Minor species (CO, \(\hbox {H}_2\)) which were simulated on the base mesh are in slightly better agreement with the qDNS results. A significant difference in the performance of the meshes can be seen in the direct comparison of the mean heat release \({\dot{Q}}\), where the result from the base mesh coincides very well with the qDNS, whereas the result on the coarse mesh significantly overpredicts \({\dot{Q}}\). The reason why the prediction accuracy for the radial distribution of CO, and \(\hbox {H}_2\) mass fractions, and \({\dot{Q}}\) deteriorates with decreasing mesh resolution, while major species and temperature are in good agreement, is not fully clear. It might be attributed to the ESF method, which has difficulties to integrate underresolved scalar quantities, e.g. the heat release in the thin reaction layer at \(x/D=5\) where the flame is in a predominantly premixed mode, on very coarse meshes.

However, analysis of the temperature and CO scatter plots, as well as statistical analysis of the probability of local extinction further prove the high quality of the results, since extinction and re-ignition events and the burning index \(BI_T\) are again in very good agreement with qDNS and experimental data.

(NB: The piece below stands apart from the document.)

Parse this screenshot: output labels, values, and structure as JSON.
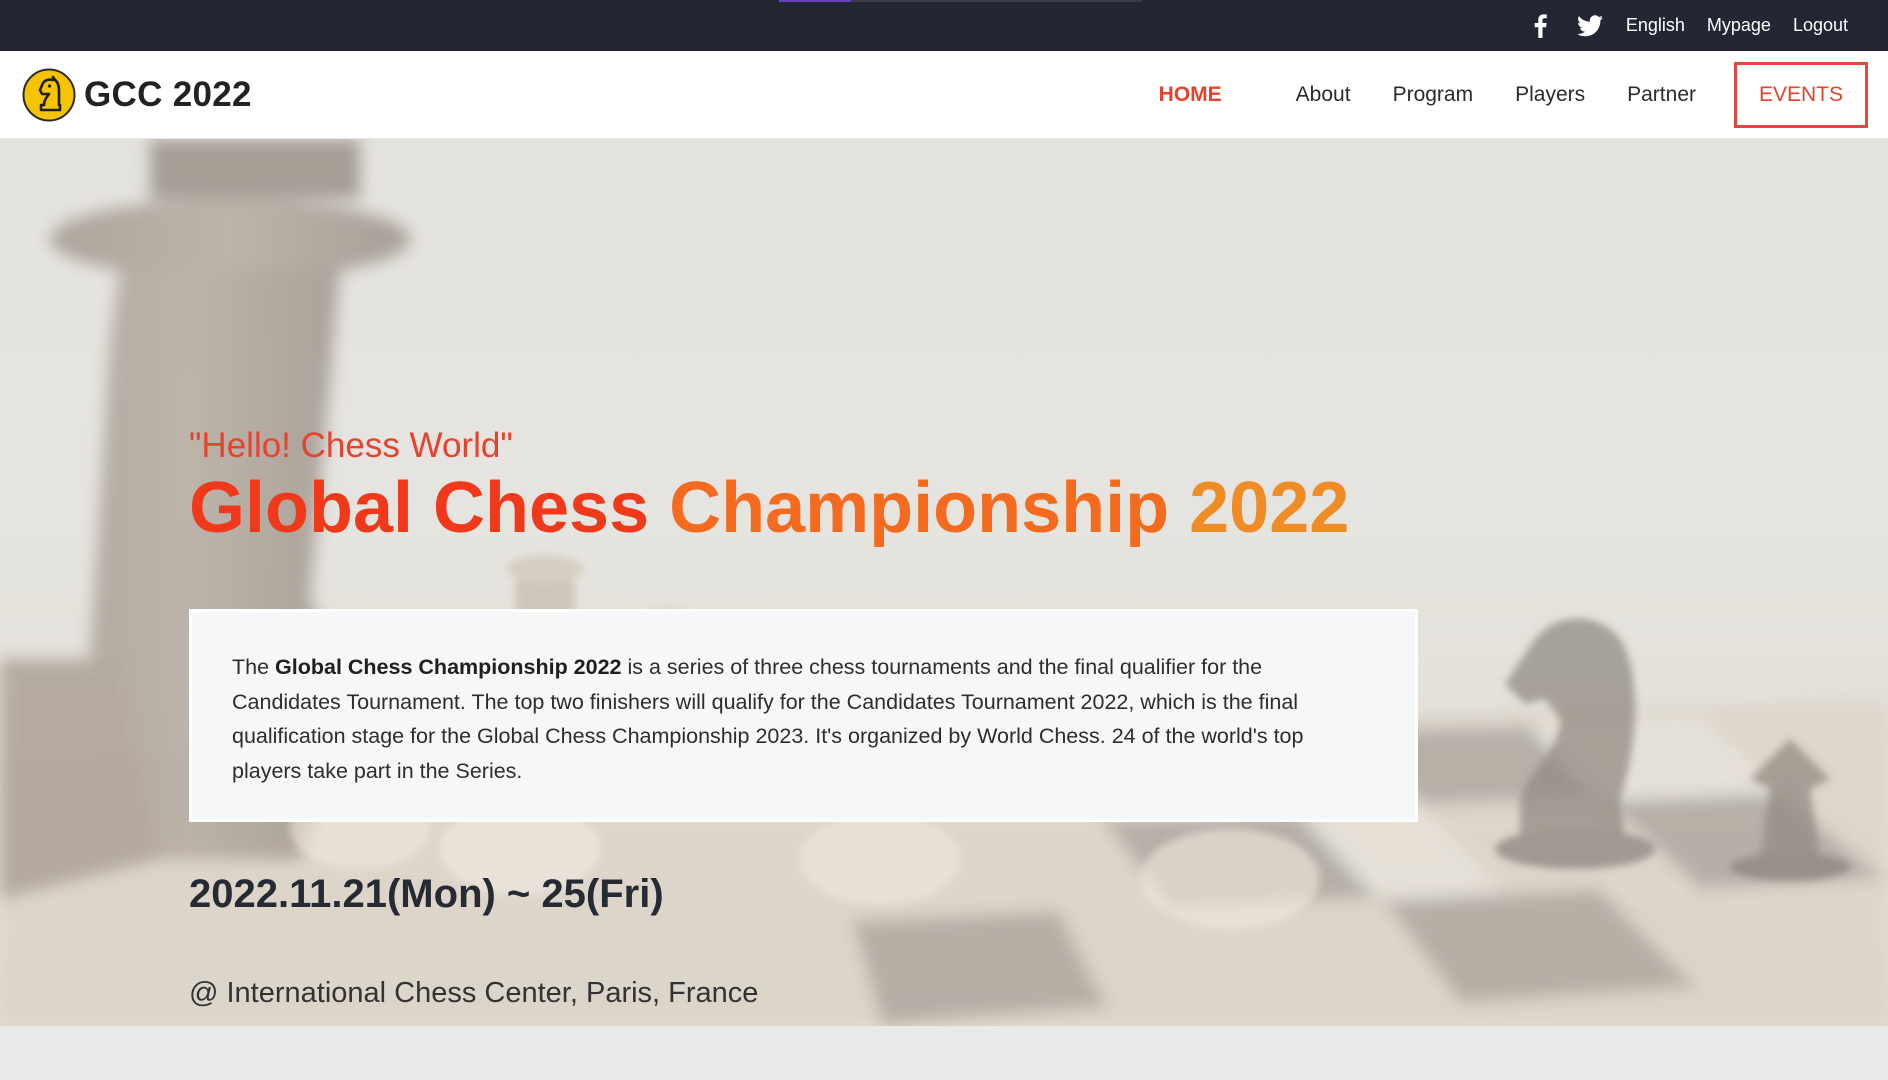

The impact of the number of stochastic fields on the resolved flow has been investigated on the coarse mesh and is proven to show only very little effect, indicating that even simulations with \(N_s=1\) stochastic fields would yield good results in the present case, though this would mean deliberately neglecting turbulence–chemistry interaction by approximating the filtered reaction rates with the resolved ones (\(\overline{\dot{\omega }}_\text {k} \approx {\dot{\omega }}_\text {k}\)).

Finally, insights into the sub-filter statistics are presented and the correlation coefficient \(R_{Zc}\) between mixture fraction and progress variable are computed. It reveals a high correlation between the two variables indicating that the commonly used assumption in flamelet/progress variable methods of statistical independence between Z and \(c_n\)\(\left( P(Z,c_n) \approx P(Z)P(c_n)\right)\) is not valid in the studied flame. The results of this work demonstrate that LES in combination with a complex reaction mechanism and the stochastic fields method are a valuable tool for the simulation of complex combustion problems arising in mixed-mode combustion and partially premixed flames.